Within the same day that its managing director Dominique Strauss-Kahn filed his resignation from the International Monetary Fund, the institution came out with its own official list of code of conduct for its officers and employees to follow.

AFP reported that the new ethics rules set guidelines on workplace relationships and sexual harassment, and were approved on May 6 but publicized Thursday for unclear reasons.

IMF spokesman William Murray said Thursday that the new policies on personal relationships "are strong and consistent with best practice, including in the United States."

"A close personal relationship between a supervisor and subordinate presents a potential conflict of interest and must be reported and resolved, usually by reassignment of one of the individuals to a different work unit," he said in a statement.

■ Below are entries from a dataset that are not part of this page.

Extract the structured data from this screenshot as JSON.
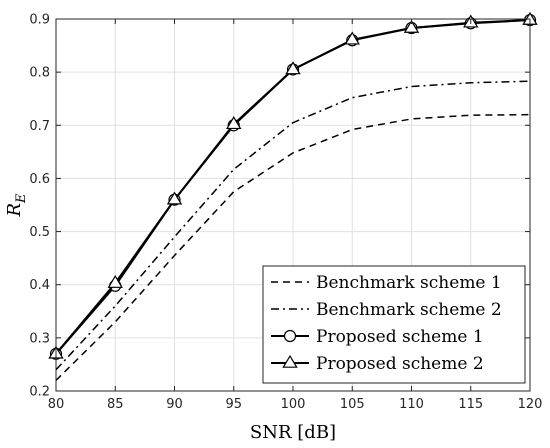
{
  "chart_data": {
    "type": "line",
    "xlabel": "SNR [dB]",
    "ylabel_main": "R",
    "ylabel_sub": "E",
    "xlim": [
      80,
      120
    ],
    "ylim": [
      0.2,
      0.9
    ],
    "xticks": [
      80,
      85,
      90,
      95,
      100,
      105,
      110,
      115,
      120
    ],
    "yticks": [
      0.2,
      0.3,
      0.4,
      0.5,
      0.6,
      0.7,
      0.8,
      0.9
    ],
    "grid": true,
    "legend_position": "bottom-right",
    "x": [
      80,
      85,
      90,
      95,
      100,
      105,
      110,
      115,
      120
    ],
    "series": [
      {
        "name": "Benchmark scheme 1",
        "style": "dashed",
        "marker": "none",
        "values": [
          0.22,
          0.33,
          0.455,
          0.575,
          0.648,
          0.692,
          0.712,
          0.719,
          0.72
        ]
      },
      {
        "name": "Benchmark scheme 2",
        "style": "dashdot",
        "marker": "none",
        "values": [
          0.24,
          0.36,
          0.49,
          0.617,
          0.705,
          0.752,
          0.773,
          0.78,
          0.783
        ]
      },
      {
        "name": "Proposed scheme 1",
        "style": "solid",
        "marker": "circle",
        "values": [
          0.27,
          0.398,
          0.56,
          0.7,
          0.805,
          0.86,
          0.883,
          0.892,
          0.898
        ]
      },
      {
        "name": "Proposed scheme 2",
        "style": "solid",
        "marker": "triangle",
        "values": [
          0.27,
          0.403,
          0.56,
          0.702,
          0.805,
          0.861,
          0.883,
          0.893,
          0.898
        ]
      }
    ]
  }
}
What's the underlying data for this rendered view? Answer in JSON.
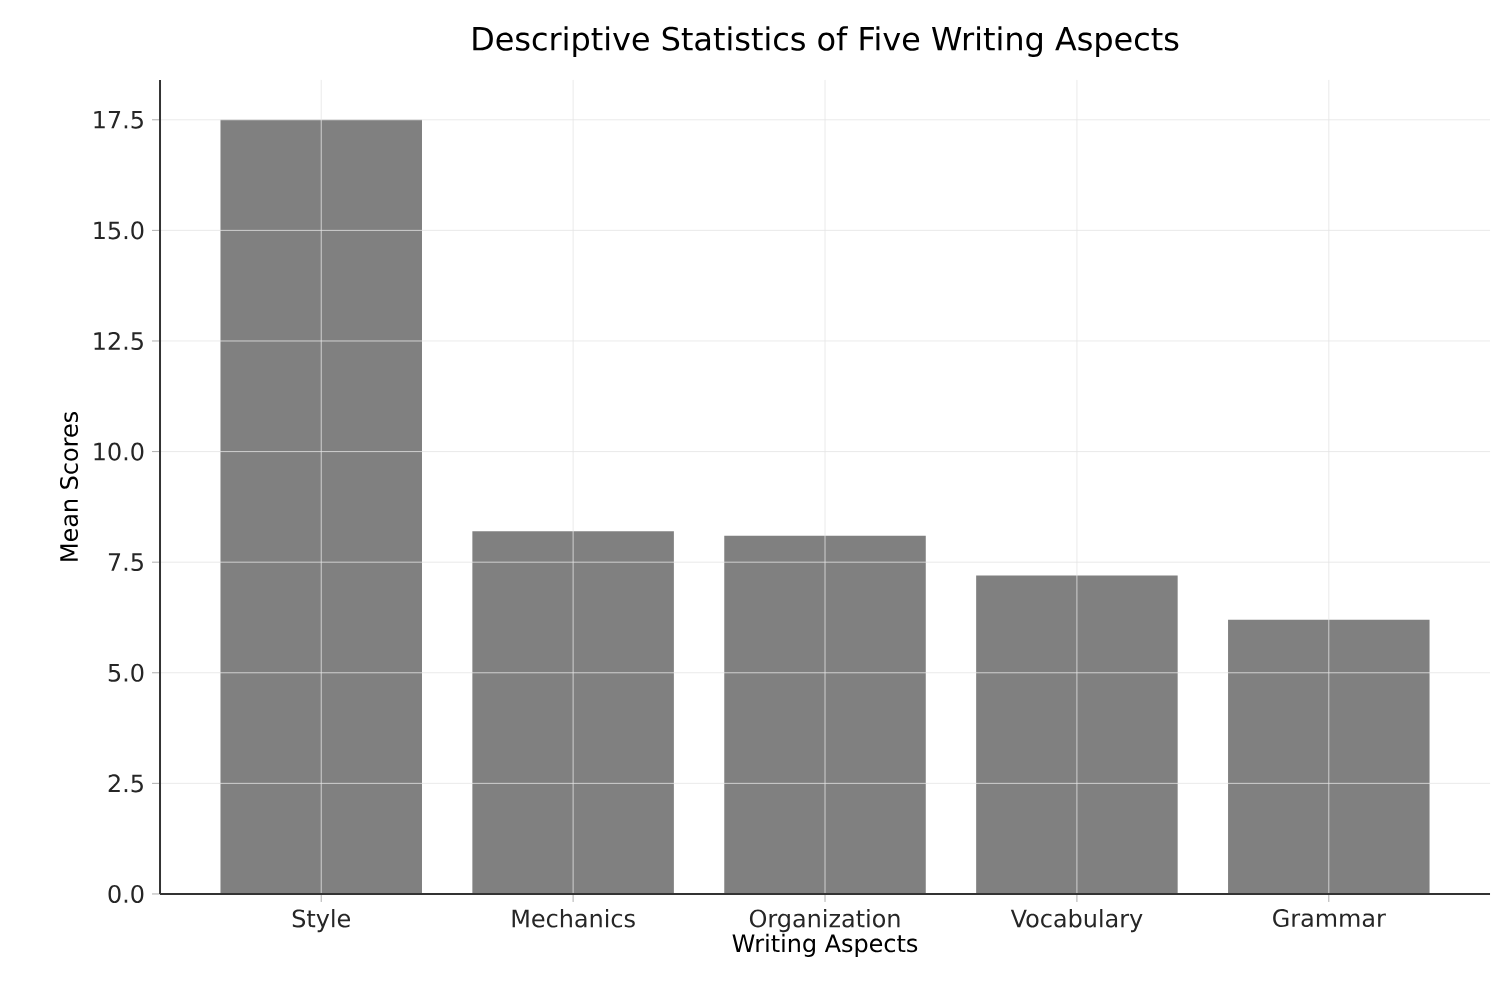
{
  "chart_data": {
    "type": "bar",
    "title": "Descriptive Statistics of Five Writing Aspects",
    "xlabel": "Writing Aspects",
    "ylabel": "Mean Scores",
    "categories": [
      "Style",
      "Mechanics",
      "Organization",
      "Vocabulary",
      "Grammar"
    ],
    "values": [
      17.5,
      8.2,
      8.1,
      7.2,
      6.2
    ],
    "color": "#808080",
    "ylim": [
      0,
      18.4
    ],
    "yticks": [
      {
        "value": 0,
        "label": "0.0"
      },
      {
        "value": 2.5,
        "label": "2.5"
      },
      {
        "value": 5,
        "label": "5.0"
      },
      {
        "value": 7.5,
        "label": "7.5"
      },
      {
        "value": 10,
        "label": "10.0"
      },
      {
        "value": 12.5,
        "label": "12.5"
      },
      {
        "value": 15,
        "label": "15.0"
      },
      {
        "value": 17.5,
        "label": "17.5"
      }
    ],
    "grid": true
  }
}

The multilateral institution did not elaborate why it needed to come up with such at the very time that its former managing director Mr Strauss-Kahn was indicted for alleged sexual assault charges in New York.

Mr Kahn, though released on bail of $1 million, will be under house arrest as the court proceedings move on its next phase.

Precedence

Reports said that the IMF may have faced a similar situation in 2008 while Mr Strauss-Kahn was at the helm and was involved in an office relationship with a with a Hungarian economist who worked in the IMF's Africa department.

The IMF board called the relationship a "serious error of judgment" but did not find him guilty of harassment or abuse of power.